Every January I remind readers of an annual event I love to attend, a faculty recital by PATRICIA LINHART, who teaches voice to musical theater students at UC's College-Conservatory of Music. If winter weather has prevented you from attending, you have no excuse on Wednesday when she joins with another musical theater veteran, TERRY LABOLT, for a Fourth of July concert at Rising Star Opera Theater in Rising Sun, Ind. It's at 3 p.m. in the Festival Tent (on Poplar Street, just off Main Street, in the beautiful small town), and Linhart and Labolt have both talent and a sense of humor that's sure to entertain. If you're enticed by the venue, you should check out the rest of the line-up that Rising Star is offering this summer: Meredith Willson's "trouble in River City" show, The Music Man (Friday-Sunday), operatic versions of Three Little Pigs and Little Red Riding Hood (July 13-15) and Rossini's The Barber of Seville (July 20-21). Information: www.risingstarsingers.org ...
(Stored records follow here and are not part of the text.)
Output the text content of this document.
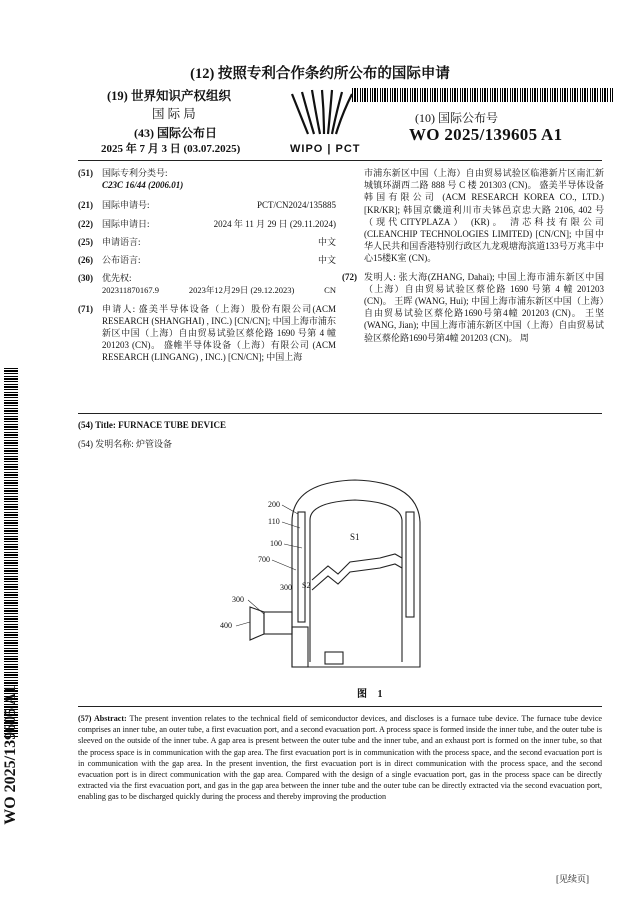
(12) 按照专利合作条约所公布的国际申请
(19) 世界知识产权组织
国 际 局
(43) 国际公布日
2025 年 7 月 3 日 (03.07.2025)	WIPO | PCT
(10) 国际公布号
WO 2025/139605 A1
(51)	国际专利分类号:
C23C 16/44 (2006.01)
(21) 国际申请号:	PCT/CN2024/135885
(22) 国际申请日:	2024 年 11 月 29 日 (29.11.2024)
(25) 申请语言:	中文
(26) 公布语言:	中文
(30)	优先权:
202311870167.9	2023年12月29日 (29.12.2023)	CN
(71)	申请人: 盛美半导体设备（上海）股份有限公司(ACM RESEARCH (SHANGHAI) , INC.) [CN/CN]; 中国上海市浦东新区中国（上海）自由贸易试验区蔡伦路 1690 号第 4 幢 201203 (CN)。 盛帷半导体设备（上海）有限公司 (ACM RESEARCH (LINGANG) , INC.) [CN/CN]; 中国上海
市浦东新区中国（上海）自由贸易试验区临港新片区南汇新城镇环湖西二路 888 号 C 楼 201303 (CN)。 盛美半导体设备韩国有限公司 (ACM RESEARCH KOREA CO., LTD.) [KR/KR]; 韩国京畿道利川市夫钵邑京忠大路 2106, 402 号（现代CITYPLAZA） (KR)。 清芯科技有限公司 (CLEANCHIP TECHNOLOGIES LIMITED) [CN/CN]; 中国中华人民共和国香港特别行政区九龙观塘海滨道133号万兆丰中心15楼K室 (CN)。
(72) 发明人: 张大海(ZHANG, Dahai); 中国上海市浦东新区中国（上海）自由贸易试验区蔡伦路 1690 号第 4 幢 201203 (CN)。 王晖 (WANG, Hui); 中国上海市浦东新区中国（上海）自由贸易试验区蔡伦路1690号第4幢 201203 (CN)。 王坚(WANG, Jian); 中国上海市浦东新区中国（上海）自由贸易试验区蔡伦路1690号第4幢 201203 (CN)。 周
WO 2025/139605 A1
(54) Title: FURNACE TUBE DEVICE
(54) 发明名称: 炉管设备
200
110
100
700
300 S2
300
400
S1
图 1
(57) Abstract: The present invention relates to the technical field of semiconductor devices, and discloses is a furnace tube device. The furnace tube device comprises an inner tube, an outer tube, a first evacuation port, and a second evacuation port. A process space is formed inside the inner tube, and the outer tube is sleeved on the outside of the inner tube. A gap area is present between the outer tube and the inner tube, and an exhaust port is formed on the inner tube, so that the process space is in communication with the gap area. The first evacuation port is in communication with the process space, and the second evacuation port is in communication with the gap area. In the present invention, the first evacuation port is in direct communication with the process space, and the second evacuation port is in direct communication with the gap area. Compared with the design of a single evacuation port, gas in the process space can be directly extracted via the first evacuation port, and gas in the gap area between the inner tube and the outer tube can be directly extracted via the second evacuation port, enabling gas to be discharged quickly during the process and thereby improving the production
[见续页]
How about some long-range planning for your theater enjoyment: Take out your calendar for the fall and put a big red circle around Oct. 18. Why? It's the NATIONAL FREE NIGHT OF THEATRE 2007, sponsored by TCG (Theatre Communications Group), a service organization for nonprofit theater companies. The program began in 2005 and has grown annually, and this year the League of Cincinnati Theatres is considering participation in a program that gives people who haven't seen much theater the chance to experience a play or a musical at no charge. The program is happening more than 50 cities across the United States, including Atlanta, Austin, Boston, Cleveland, Indianapolis, Kansas City, Los Angeles, Minneapolis, Philadelphia, Sacramento, San Francisco, Seattle and Washington, D.C. I sure hope it happens here. Info: www.freenightoftheater.net ...

How about an interesting concept for a theater that's not yet come to Cincinnati? New York City's SIGNATURE THEATER COMPANY, a 16-year-old Off Broadway theater, picks one American playwright each season and focuses on his or her work. Last month Signature announced its next four seasons, which will feature plays by Edward Albee, Charles Mee, Suzan-Lori Parks and Tony Kushner. Albee and Kushner are familiar names (Albee's Who's Afraid of Virginia Woolf? is a classic; his Tony Award winner, The Goat, or Who Is Sylvia? was a recent hit for New Stage Collective; Kushner wrote the masterful Angels in America, which has never had a professional production locally) — but Mee and Parks are not on the top of anyone's lists of well-known playwrights, although both are topnotch creators whose work is regularly admired (both had pieces at recent Humana Festivals at Actors Theatre in Louisville). Signature also made waves by announcing that every seat for every play during all four seasons will cost $20. This approach has led to tremendous box office success for the theater. It's something worth considering in Cincinnati.